Oh, był sarkastyczny, cóż z tym pierwszym zdaniem. Myślałem, że mówił poważnie.
- To wciąż dużo – powiedziałem.
- Zamknij się. Wróćmy do mojej historii.
- Ha!
- Więc, byłem babiarzem. Każda dziewczyna chciała ze mną być. Byłem najprzystojniejszym i najseksowniejszym facetem w szkole. Ale spójrz na siebie. Siedzisz tutaj będąc single lady – wskazał na mnie, z uśmiechem.
Odwzajemniłem uśmiech i parsknąłem.
-          Niech zgadnę, wszystkie z nich umarły na AIDS.
- Jason, to chore. Jak możesz tak mówić?
- Hej, nie widziałem żadnej kobiety, kiedy z tobą mieszkałem. Byłeś tylko ty, ja i Alex. Żadnej dziwki w kuchni, robiącej nam kanapki.
Ralph stał tam z obrzydzeniem na twarzy.
- To boby niegrzeczne. Dlaczego jesteś taki seksistowski? Nie uczyłem cię tak traktować kobiet, Alex też nie. Poważnie Jason, co ci się stało?
Siedziałem tam, myśląc i nie przejmując się tą rozmową.
- Ja-Ja po prostu żyję swoim życiem. Będę robił rzeczy, które chcę zrobić i będę mówił to co będę chciał. Nie jesteś już moim szefem.
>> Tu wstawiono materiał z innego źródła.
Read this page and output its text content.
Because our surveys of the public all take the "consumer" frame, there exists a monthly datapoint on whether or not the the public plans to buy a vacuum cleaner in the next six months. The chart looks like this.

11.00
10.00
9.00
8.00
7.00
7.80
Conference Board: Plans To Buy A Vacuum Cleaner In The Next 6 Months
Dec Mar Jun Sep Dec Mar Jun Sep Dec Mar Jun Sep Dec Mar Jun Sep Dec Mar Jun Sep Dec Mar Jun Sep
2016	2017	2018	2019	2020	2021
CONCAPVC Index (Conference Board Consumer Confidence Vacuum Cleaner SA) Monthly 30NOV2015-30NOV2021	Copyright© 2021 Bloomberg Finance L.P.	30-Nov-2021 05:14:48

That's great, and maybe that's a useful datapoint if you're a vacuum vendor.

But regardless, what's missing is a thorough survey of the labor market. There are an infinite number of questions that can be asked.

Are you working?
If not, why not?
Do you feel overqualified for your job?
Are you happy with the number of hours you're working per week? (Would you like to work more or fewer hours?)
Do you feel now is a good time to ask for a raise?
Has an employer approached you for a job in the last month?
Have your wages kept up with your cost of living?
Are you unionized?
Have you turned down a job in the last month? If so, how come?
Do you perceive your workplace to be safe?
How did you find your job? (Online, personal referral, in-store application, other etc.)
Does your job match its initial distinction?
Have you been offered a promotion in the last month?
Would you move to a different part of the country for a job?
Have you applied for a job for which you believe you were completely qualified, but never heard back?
- Oczywiście, że wciąż nim jestem! Co sprawia, że myślisz, że nie mam nad tobą kontroli?
Otworzyłem moje usta, by mu to wyjaśnić, ale nic nie przyszło mi do głowy. Właściwie nie miałem żadnego powodu.
Ralph zadrwił.
- Nic? Nie masz żadnego powodu? – szybko podszedł do mnie, co mnie przeraziło.- Nie bez powodu zostałem twoim opiekunem prawnym. Beze mnie, ty i Alex już byście nie żyli. I jeśli cię teraz zostawię, zostałbyś sam. Nie możesz żyć na własną rękę, Jason. Ty prawie nic beze mnie nie umiesz zrobić. Dlatego mnie posłuchaj. Zacznij traktować mnie tak jak powinieneś traktować rodzica, a obiecuję ci, że będę cię traktował tak samo.
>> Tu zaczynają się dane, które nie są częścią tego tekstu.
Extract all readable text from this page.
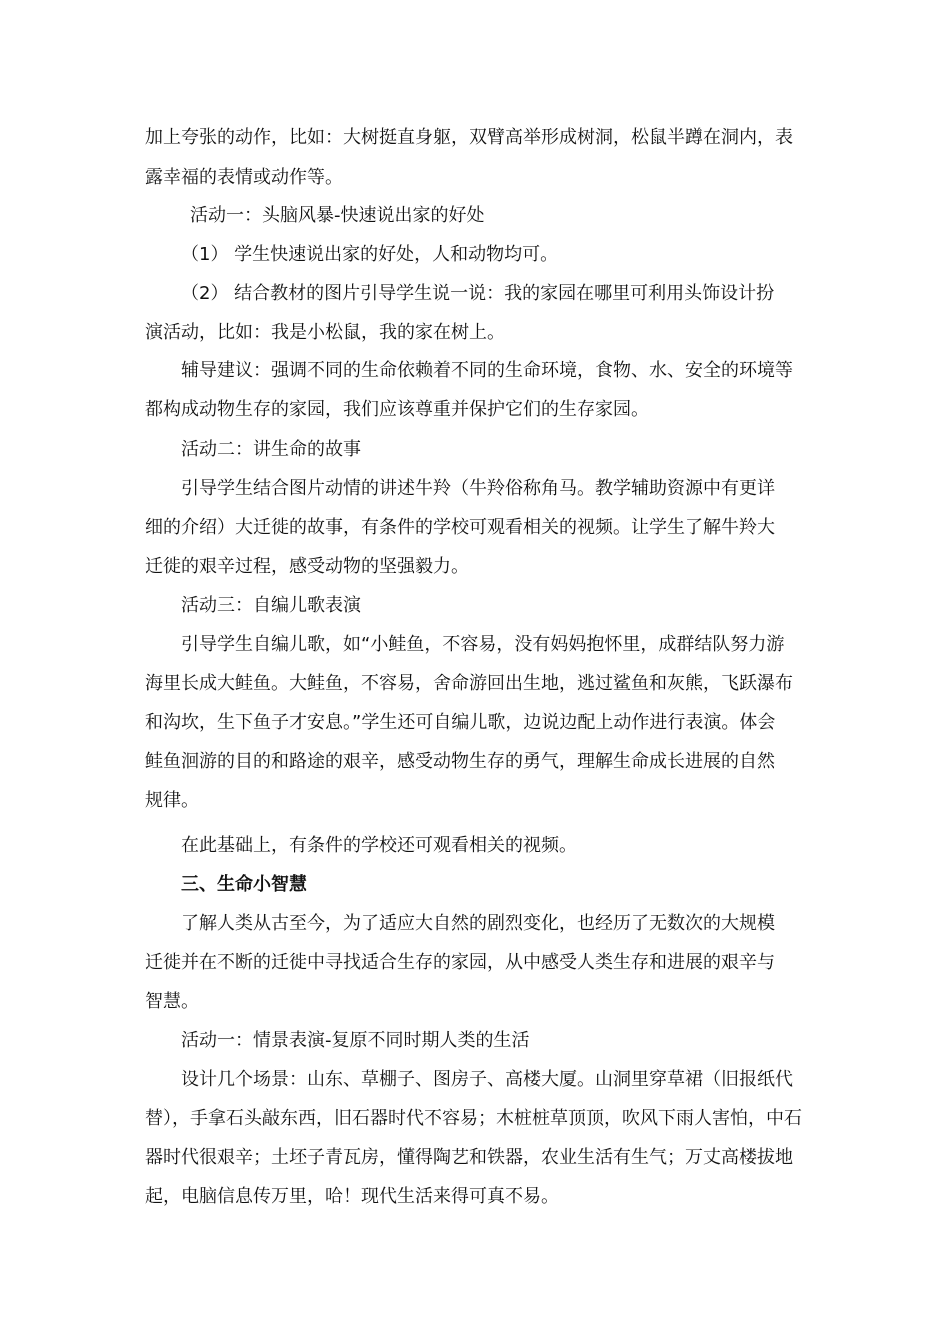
加上夸张的动作，比如：大树挺直身躯，双臂高举形成树洞，松鼠半蹲在洞内，表
露幸福的表情或动作等。
活动一：头脑风暴-快速说出家的好处
（1） 学生快速说出家的好处，人和动物均可。
（2） 结合教材的图片引导学生说一说：我的家园在哪里可利用头饰设计扮
演活动，比如：我是小松鼠，我的家在树上。
辅导建议：强调不同的生命依赖着不同的生命环境，食物、水、安全的环境等
都构成动物生存的家园，我们应该尊重并保护它们的生存家园。
活动二：讲生命的故事
引导学生结合图片动情的讲述牛羚（牛羚俗称角马。教学辅助资源中有更详
细的介绍）大迁徙的故事，有条件的学校可观看相关的视频。让学生了解牛羚大
迁徙的艰辛过程，感受动物的坚强毅力。
活动三：自编儿歌表演
引导学生自编儿歌，如“小鲑鱼，不容易，没有妈妈抱怀里，成群结队努力游
海里长成大鲑鱼。大鲑鱼，不容易，舍命游回出生地，逃过鲨鱼和灰熊，飞跃瀑布
和沟坎，生下鱼子才安息。”学生还可自编儿歌，边说边配上动作进行表演。体会
鲑鱼洄游的目的和路途的艰辛，感受动物生存的勇气，理解生命成长进展的自然
规律。
在此基础上，有条件的学校还可观看相关的视频。
三、生命小智慧
了解人类从古至今，为了适应大自然的剧烈变化，也经历了无数次的大规模
迁徙并在不断的迁徙中寻找适合生存的家园，从中感受人类生存和进展的艰辛与
智慧。
活动一：情景表演-复原不同时期人类的生活
设计几个场景：山东、草棚子、图房子、高楼大厦。山洞里穿草裙（旧报纸代
替），手拿石头敲东西，旧石器时代不容易；木桩桩草顶顶，吹风下雨人害怕，中石
器时代很艰辛；土坯子青瓦房，懂得陶艺和铁器，农业生活有生气；万丈高楼拔地
起，电脑信息传万里，哈！现代生活来得可真不易。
Poczułem łzy wypełniające moje oczy, kiedy myślałem o moim dzieciństwie i moim życiu teraz. To było piekło, a szczególnie teraz.
Spojrzałem na dół, na moje kolana, by ukryć mój smutek przed Ralphem.
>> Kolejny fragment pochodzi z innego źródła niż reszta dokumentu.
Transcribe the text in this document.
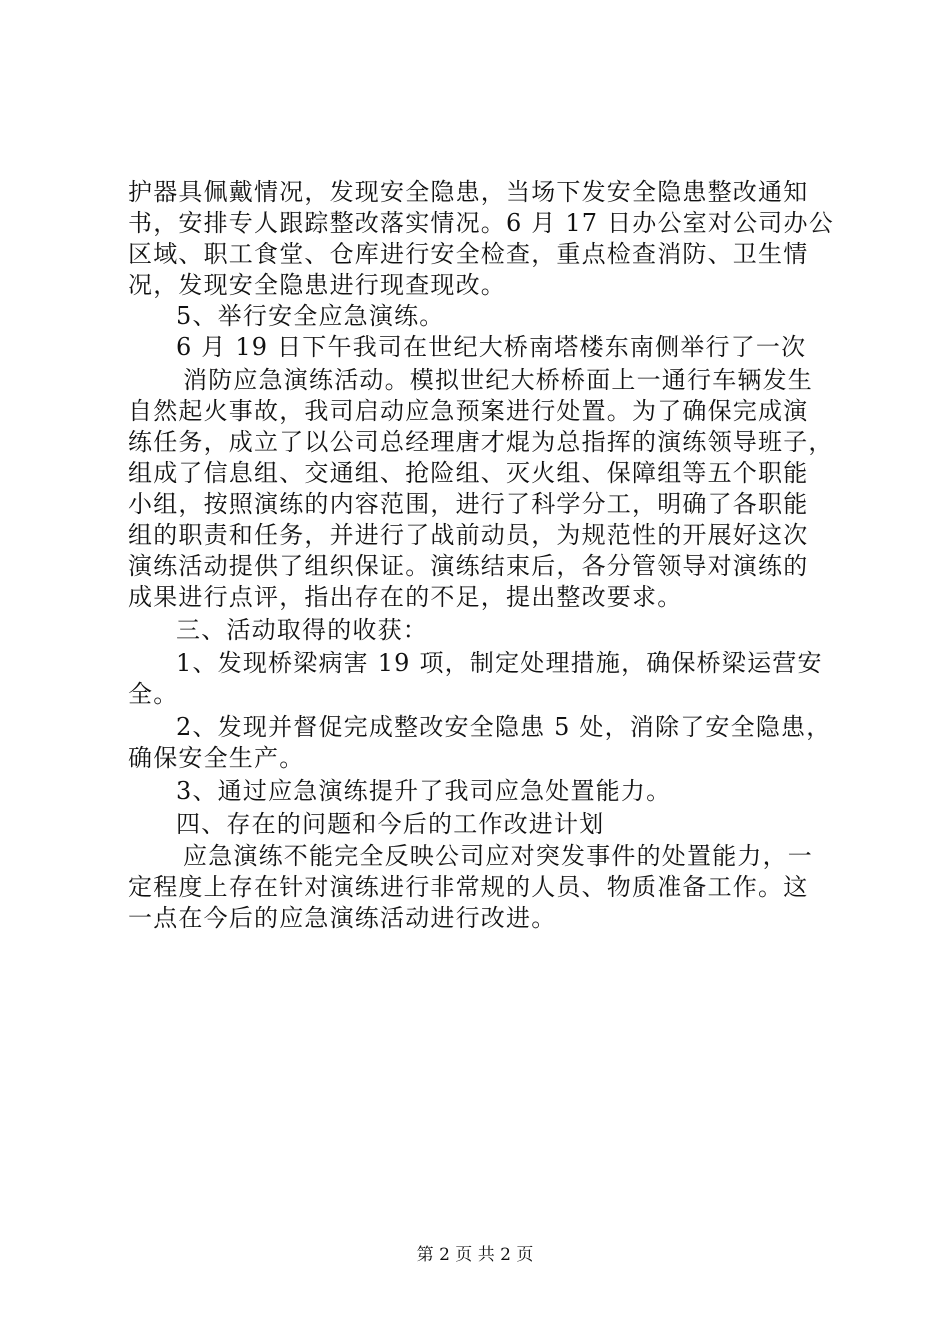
护器具佩戴情况，发现安全隐患，当场下发安全隐患整改通知
书，安排专人跟踪整改落实情况。6 月 17 日办公室对公司办公
区域、职工食堂、仓库进行安全检查，重点检查消防、卫生情
况，发现安全隐患进行现查现改。
5、举行安全应急演练。
6 月 19 日下午我司在世纪大桥南塔楼东南侧举行了一次
消防应急演练活动。模拟世纪大桥桥面上一通行车辆发生
自然起火事故，我司启动应急预案进行处置。为了确保完成演
练任务，成立了以公司总经理唐才焜为总指挥的演练领导班子，
组成了信息组、交通组、抢险组、灭火组、保障组等五个职能
小组，按照演练的内容范围，进行了科学分工，明确了各职能
组的职责和任务，并进行了战前动员，为规范性的开展好这次
演练活动提供了组织保证。演练结束后，各分管领导对演练的
成果进行点评，指出存在的不足，提出整改要求。
三、活动取得的收获：
1、发现桥梁病害 19 项，制定处理措施，确保桥梁运营安
全。
2、发现并督促完成整改安全隐患 5 处，消除了安全隐患，
确保安全生产。
3、通过应急演练提升了我司应急处置能力。
四、存在的问题和今后的工作改进计划
应急演练不能完全反映公司应对突发事件的处置能力，一
定程度上存在针对演练进行非常规的人员、物质准备工作。这
一点在今后的应急演练活动进行改进。
第 2 页 共 2 页
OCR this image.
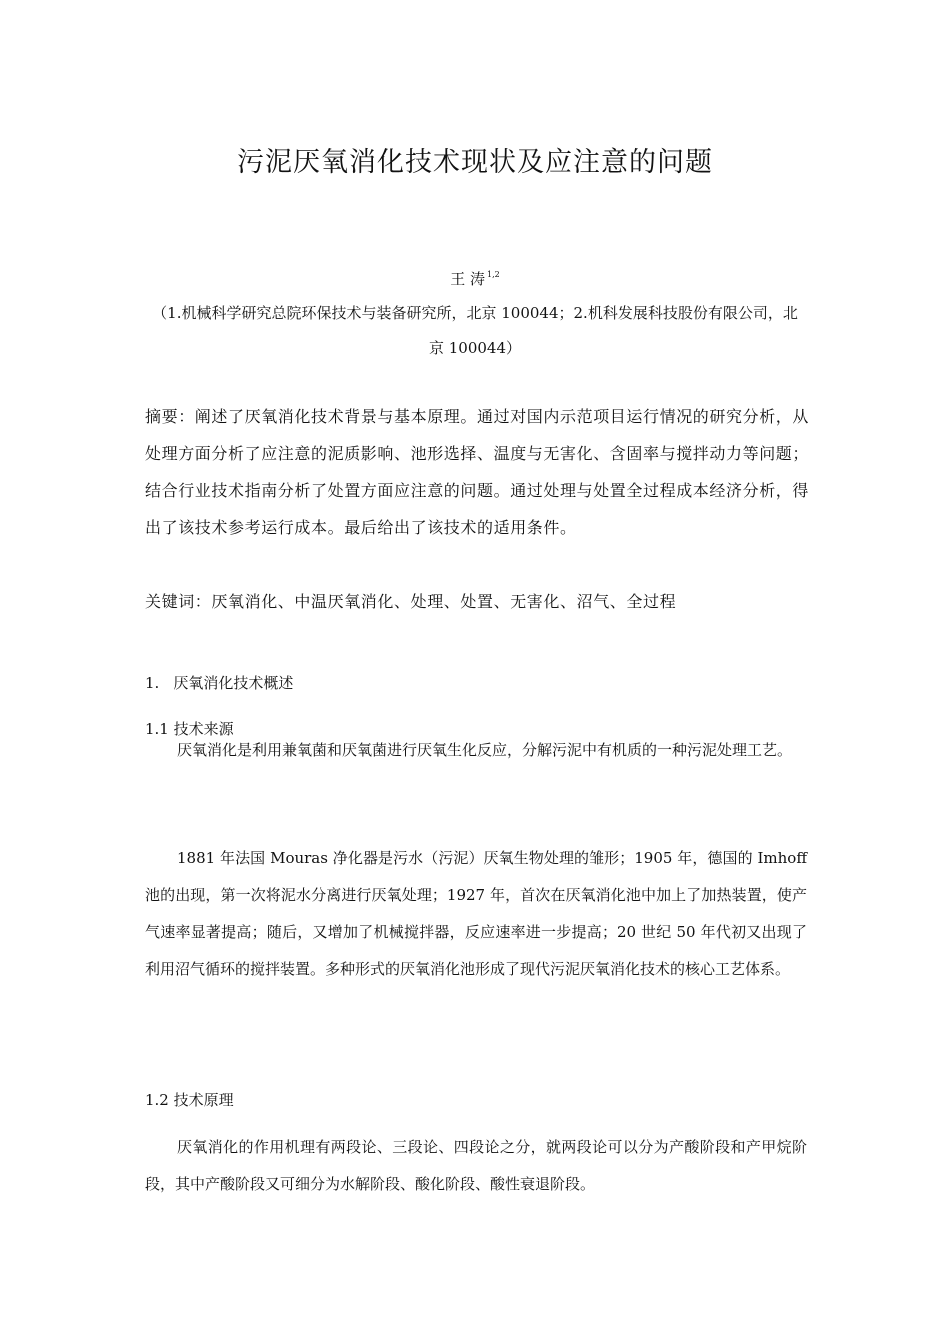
污泥厌氧消化技术现状及应注意的问题
王 涛 $^{1,2}$
（1.机械科学研究总院环保技术与装备研究所，北京 100044；2.机科发展科技股份有限公司，北京 100044）
摘要：阐述了厌氧消化技术背景与基本原理。通过对国内示范项目运行情况的研究分析，从处理方面分析了应注意的泥质影响、池形选择、温度与无害化、含固率与搅拌动力等问题；结合行业技术指南分析了处置方面应注意的问题。通过处理与处置全过程成本经济分析，得出了该技术参考运行成本。最后给出了该技术的适用条件。
关键词：厌氧消化、中温厌氧消化、处理、处置、无害化、沼气、全过程
1. 厌氧消化技术概述
1.1 技术来源
厌氧消化是利用兼氧菌和厌氧菌进行厌氧生化反应，分解污泥中有机质的一种污泥处理工艺。
1881 年法国 Mouras 净化器是污水（污泥）厌氧生物处理的雏形；1905 年，德国的 Imhoff 池的出现，第一次将泥水分离进行厌氧处理；1927 年，首次在厌氧消化池中加上了加热装置，使产气速率显著提高；随后，又增加了机械搅拌器，反应速率进一步提高；20 世纪 50 年代初又出现了利用沼气循环的搅拌装置。多种形式的厌氧消化池形成了现代污泥厌氧消化技术的核心工艺体系。
1.2 技术原理
厌氧消化的作用机理有两段论、三段论、四段论之分，就两段论可以分为产酸阶段和产甲烷阶段，其中产酸阶段又可细分为水解阶段、酸化阶段、酸性衰退阶段。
- Nawet nie wiem co ci się stało Jason. Odkąd tu przyjechaliśmy ty jesteś chamski i obrażasz całą naszą trójkę; mnie, Pattie i Justina. Dlaczego? Oni nic ci nigdy nie zrobili, ale ty wciąż traktujesz ich jak gówno! Próbujemy ci pomóc, ale ty i tak nie słuchasz.
Mała łza spłynęła po moim policzku. Nie wytarłem jej, gula pojawiła się w moim gardle.
Dlaczego jestem z tego powodu smutny?
Ja się tak nie zachowuję.
- Więc dalej, Jason, podaj mi wszystkie swoje powody. Chcę wiedzieć, dlaczego się zmieniłeś – rozkazał Ralph, ostrym tonem.
Byłem przestraszony. Ralph nigdy nie był tak zdenerwowany I nigdy nie odzywa sie do mnie w taki sposób.
To smutne.
Ralph westchnął i zaczął upadać na kolana.
Cholera.
Zanim zaczął mówić, spojrzał w moje załzawione oczy, sprawiając, że na jego twarzy pojawił się smutek.
- Jason…
Zamknąłem oczy, sprawiając, że dwie łzy spadły na moje nogi.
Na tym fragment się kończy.